TI urges western governments to oblige their oil companies to publish what they pay in fees, royalties and other payments to host governments and state oil companies. “Access to this vital information will minimise opportunities for hiding the payment of kickbacks to secure oil tenders, a practice that has blighted the oil industry in transition and post-war economies,” said Eigen.
And guess which Arab country is at the very bottom of the heap, along with notoriously corrupt countries like Pakistan, Congo, Azerbaijan, Myanmar and Haiti (the lowest-ranked country)?
Yup, that's right: Iraq.
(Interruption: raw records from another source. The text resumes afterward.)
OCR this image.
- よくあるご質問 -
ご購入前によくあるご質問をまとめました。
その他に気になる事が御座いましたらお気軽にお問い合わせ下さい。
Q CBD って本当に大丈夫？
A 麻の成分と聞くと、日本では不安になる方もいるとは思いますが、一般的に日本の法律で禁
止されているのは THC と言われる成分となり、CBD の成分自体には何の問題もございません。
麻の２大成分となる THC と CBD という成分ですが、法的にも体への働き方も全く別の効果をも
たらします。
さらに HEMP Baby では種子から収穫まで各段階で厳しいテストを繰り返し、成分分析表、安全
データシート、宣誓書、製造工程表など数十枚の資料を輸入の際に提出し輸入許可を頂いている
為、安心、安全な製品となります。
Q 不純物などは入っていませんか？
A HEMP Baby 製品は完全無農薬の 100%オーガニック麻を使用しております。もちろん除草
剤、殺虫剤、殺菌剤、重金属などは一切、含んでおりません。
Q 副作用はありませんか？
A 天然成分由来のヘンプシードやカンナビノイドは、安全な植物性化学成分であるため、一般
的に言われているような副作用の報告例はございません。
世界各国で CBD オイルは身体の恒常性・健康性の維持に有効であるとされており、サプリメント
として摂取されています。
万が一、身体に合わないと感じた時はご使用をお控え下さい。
Sure, it was probably down there at the bottom of the table under Saddam Hussein and the various "Mr. 10%" that controlled business, but seen as this is a report for 2004, I'm curious who they are reporting as corrupt: the Iraqi interim government, foreign contractors or the former CPA?
“The future of Iraq depends on transparency in the oil sector,” added Eigen. “The urgent need to fund postwar construction heightens the importance of stringent transparency requirements in all procurement contracts,” he continued. “Without strict anti-bribery measures, the reconstruction of Iraq will be wrecked by a wasteful diversion of resources to corrupt elites.”